Konsepnya, di bawah kandang dipasang jaring untuk menangkap kotoran domba. Jaring tersebut dipasang miring agar kotoran bisa mengelinding ke tampungan yang disediakan.

Di bawah jaring, dipasang fiber yang juga diposisikan miring. Fiber ini khusus untuk menampung urin ternak. Urin kemudian dikumpulkan dalam tempat penampungan.

"Jadi kita menyebutnya kandang dengan sistem terkoleksi, itu istilah kita," ujar dia.

Kotoran domba dan urin yang sudah tertampung memiliki nilai ekonomis karena bisa dimanfaatkan sebagai pupuk.

 

Di Sinatria Farm juga terdapat lahan khusus untuk menanam rumput sehingga ketersediaan pakan untuk ternak bisa selalu terjaga.

"Limbah warga misalnya habis panen kacang atau panen apa, limbahnya dibawa ke sini untuk pakan ternak. Pupuk dari sini lari ke masyarakat. Kalau warga sini kita gratiskan, kalau warga luar kita kenakan cas," ucap Vita.

Salah satu kandang dengan sistem terkoleksi milik Vita Krisnadewi yang ada di Sinatria Farm. Kandang ini mampu memisahkan urin dengan kotoran domba, sehingga tidak bau.KOMPAS.COM/YUSTINUS WIJAYA KUSUMA Salah satu kandang dengan sistem terkoleksi milik Vita Krisnadewi yang ada di Sinatria Farm. Kandang ini mampu memisahkan urin dengan kotoran domba, sehingga tidak bau.

Tiga kandang bisa menampung 250 ekor domba. Hanya saja saat ini jumlahnya sudah berkurang karena sudah dikirim ke para pembeli.

Para pembeli domba dari Sinatria Farm tidak hanya dari DIY, tetapi juga dari luar kota, antara lain Bogor, Klaten, Lumajang, Pasuruhan, dan Pati.

"Yang bekerja di sini sekarang ada empat orang. Usianya belum ada 30 tahun. Mereka anak-anak milineal," ucap dia.

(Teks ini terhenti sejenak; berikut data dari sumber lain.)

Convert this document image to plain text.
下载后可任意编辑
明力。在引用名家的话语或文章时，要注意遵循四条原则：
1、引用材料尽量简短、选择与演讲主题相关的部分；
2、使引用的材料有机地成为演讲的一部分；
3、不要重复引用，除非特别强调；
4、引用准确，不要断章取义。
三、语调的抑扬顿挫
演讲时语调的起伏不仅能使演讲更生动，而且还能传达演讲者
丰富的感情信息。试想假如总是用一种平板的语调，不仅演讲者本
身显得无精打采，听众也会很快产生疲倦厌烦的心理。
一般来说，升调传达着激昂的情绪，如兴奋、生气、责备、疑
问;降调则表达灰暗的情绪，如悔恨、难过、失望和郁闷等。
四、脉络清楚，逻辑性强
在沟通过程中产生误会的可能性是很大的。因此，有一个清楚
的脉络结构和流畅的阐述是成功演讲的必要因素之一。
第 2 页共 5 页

Perempuan juga bisa beternak

Beternak bukan lah hal asing bagi Vita Krisnadewi. Sejak kecil, Vita sudah akrab dengan ternak. Sebab kedua orangtuanya dahulu beternak sapi.

Bahkan Vita bisa kuliah dari hasil orangtuanya beternak.

"Dulu saya itu mau kuliah istilahnya nuntun sapi, bapak saya jual sapi. Saya kan aslinya Bantul, Srandakan, dari kecil sudah dekat dengan ternak," bebernya.

Dalam perkuliahan Vita memilih jurusan Fakultas Peternakan UGM. Selesai S1, Vita melanjutkan S2 dengan mengambil Magister Ilmu dan Industri Peternakan UGM.

Latar belakang keluarga dan akademik itulah yang membuat Vita memutuskan untuk mengeluti dunia peternakan dengan mendirikan Sinatria Farm.

Diakuinya memang sampai saat ini masih ada yang tidak percaya bahwa ada perempuan yang menekuni profesi sebagai peternak.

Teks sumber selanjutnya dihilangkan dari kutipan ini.